Overhead shot of red lentil soup in bowls. Two silver spoons and a glass of milk beside the bowls.

Grains & Pasta

Cooking whole grains and pasta in soup thickens the broth and boosts the fiber content.

Brown rice is lovely in soups. If there aren’t any gluten sensitivities, whole wheat pasta, bulgur, and barley are fantastic whole-grain options. 

The perfect ratio is ½ cup of uncooked rice, grains, or pasta per 4 cups of broth.

Be sure to add it to the soup at just the right time, so it finishes cooking at the same as the soup. If you add these rice, grains, & pasta to the pot too early, they will absorb too much liquid and ultimately overcook and become mushy.

Nuts & Seeds

Ground nuts and seeds enhance creamy soup bases with slightly sweet, nutty undertones and high-quality protein.
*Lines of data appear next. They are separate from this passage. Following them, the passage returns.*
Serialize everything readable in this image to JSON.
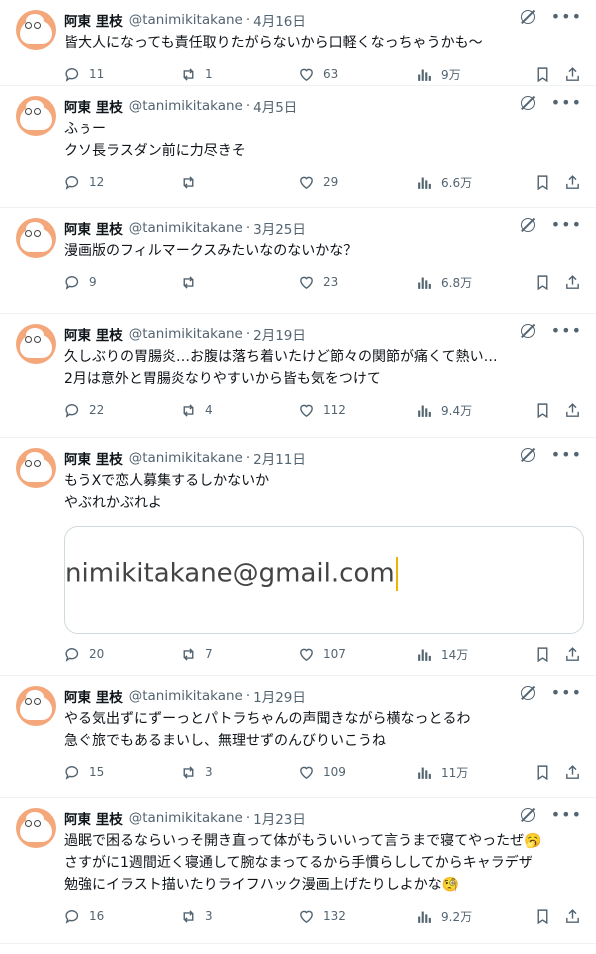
{
  "tweets": [
    {
      "name": "阿東 里枝",
      "handle": "@tanimikitakane",
      "sep": "·",
      "date": "4月16日",
      "text": "皆大人になっても責任取りたがらないから口軽くなっちゃうかも〜",
      "replies": "11",
      "retweets": "1",
      "likes": "63",
      "views": "9万"
    },
    {
      "name": "阿東 里枝",
      "handle": "@tanimikitakane",
      "sep": "·",
      "date": "4月5日",
      "text": "ふぅー\nクソ長ラスダン前に力尽きそ",
      "replies": "12",
      "retweets": "",
      "likes": "29",
      "views": "6.6万"
    },
    {
      "name": "阿東 里枝",
      "handle": "@tanimikitakane",
      "sep": "·",
      "date": "3月25日",
      "text": "漫画版のフィルマークスみたいなのないかな？",
      "replies": "9",
      "retweets": "",
      "likes": "23",
      "views": "6.8万"
    },
    {
      "name": "阿東 里枝",
      "handle": "@tanimikitakane",
      "sep": "·",
      "date": "2月19日",
      "text": "久しぶりの胃腸炎…お腹は落ち着いたけど節々の関節が痛くて熱い…\n2月は意外と胃腸炎なりやすいから皆も気をつけて",
      "replies": "22",
      "retweets": "4",
      "likes": "112",
      "views": "9.4万"
    },
    {
      "name": "阿東 里枝",
      "handle": "@tanimikitakane",
      "sep": "·",
      "date": "2月11日",
      "text": "もうXで恋人募集するしかないか\nやぶれかぶれよ",
      "media": "nimikitakane@gmail.com",
      "replies": "20",
      "retweets": "7",
      "likes": "107",
      "views": "14万"
    },
    {
      "name": "阿東 里枝",
      "handle": "@tanimikitakane",
      "sep": "·",
      "date": "1月29日",
      "text": "やる気出ずにずーっとパトラちゃんの声聞きながら横なっとるわ\n急ぐ旅でもあるまいし、無理せずのんびりいこうね",
      "replies": "15",
      "retweets": "3",
      "likes": "109",
      "views": "11万"
    },
    {
      "name": "阿東 里枝",
      "handle": "@tanimikitakane",
      "sep": "·",
      "date": "1月23日",
      "text": "過眠で困るならいっそ開き直って体がもういいって言うまで寝てやったぜ🥱\nさすがに1週間近く寝通して腕なまってるから手慣らししてからキャラデザ\n勉強にイラスト描いたりライフハック漫画上げたりしよかな🧐",
      "replies": "16",
      "retweets": "3",
      "likes": "132",
      "views": "9.2万"
    }
  ],
  "icons": {
    "reply": "reply-icon",
    "retweet": "retweet-icon",
    "like": "heart-icon",
    "views": "views-icon",
    "bookmark": "bookmark-icon",
    "share": "share-icon",
    "grok": "grok-icon",
    "more": "more-icon"
  }
}
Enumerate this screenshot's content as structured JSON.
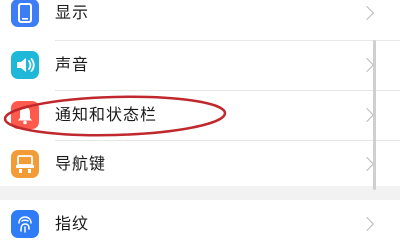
{
  "settings": {
    "items": [
      {
        "label": "显示",
        "icon": "display-icon",
        "color": "#3d7df6"
      },
      {
        "label": "声音",
        "icon": "sound-icon",
        "color": "#20b8d8"
      },
      {
        "label": "通知和状态栏",
        "icon": "notification-bell-icon",
        "color": "#ff5a4d"
      },
      {
        "label": "导航键",
        "icon": "navigation-keys-icon",
        "color": "#f29c38"
      },
      {
        "label": "指纹",
        "icon": "fingerprint-icon",
        "color": "#2f7cf6"
      }
    ]
  },
  "annotation": {
    "color": "#c0282e",
    "target": "通知和状态栏"
  }
}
Simply soak raw, unsalted almonds, walnuts, pecans, cashews, chia seeds, flaxseeds, etc., in water to soften slightly, then drain and blend into a paste using a high-speed blender.

Fold the paste into the hot soup until smooth.

Overhead shot of a pot filled with soup.


This thickening method may seem odd, but egg yolks add density, flavor, and extra grams of protein to brothy soups.

To use eggs instead of a roux, whisk one egg with a small amount of your soup base, stir the mixture into the hot soup, and let stand until thickened.

Other Flours and Starches

Lastly, you can substitute white flour and cornstarch with other flour and starches that align with your dietary needs.

For example, chickpea, arrowroot, tapioca, and rice flour are excellent gluten-free alternatives for silky smooth soup broths and stocks.

Mix 1 tablespoon of the alternate flour or starch with two tablespoons of cool water. Then, add the mixture to the pot of simmering soup and let it cook until the soup base magically thickens!

Combination of Methods and Ingredients

You can always use two or more of these methods if it works best for your soup. 

For example, I used a combination of starchy ingredients to thicken this barley vegetable soup

Final Thoughts

As you can see, there are quite a few healthy ways to thicken soups without flour or cornstarch.

Ready to test out these techniques? The recipes below and my collection of easy healthy soup recipes is a great place to start.

Just be sure to keep an eye on the pot, as the time it takes to thicken a soup to the right consistency will vary depending on the methods and ingredients you decide to use.

Creamy soup in a bowl standing on a kitchen towel. The soup is garnished with red pepper flakes. A silver spoon to the left.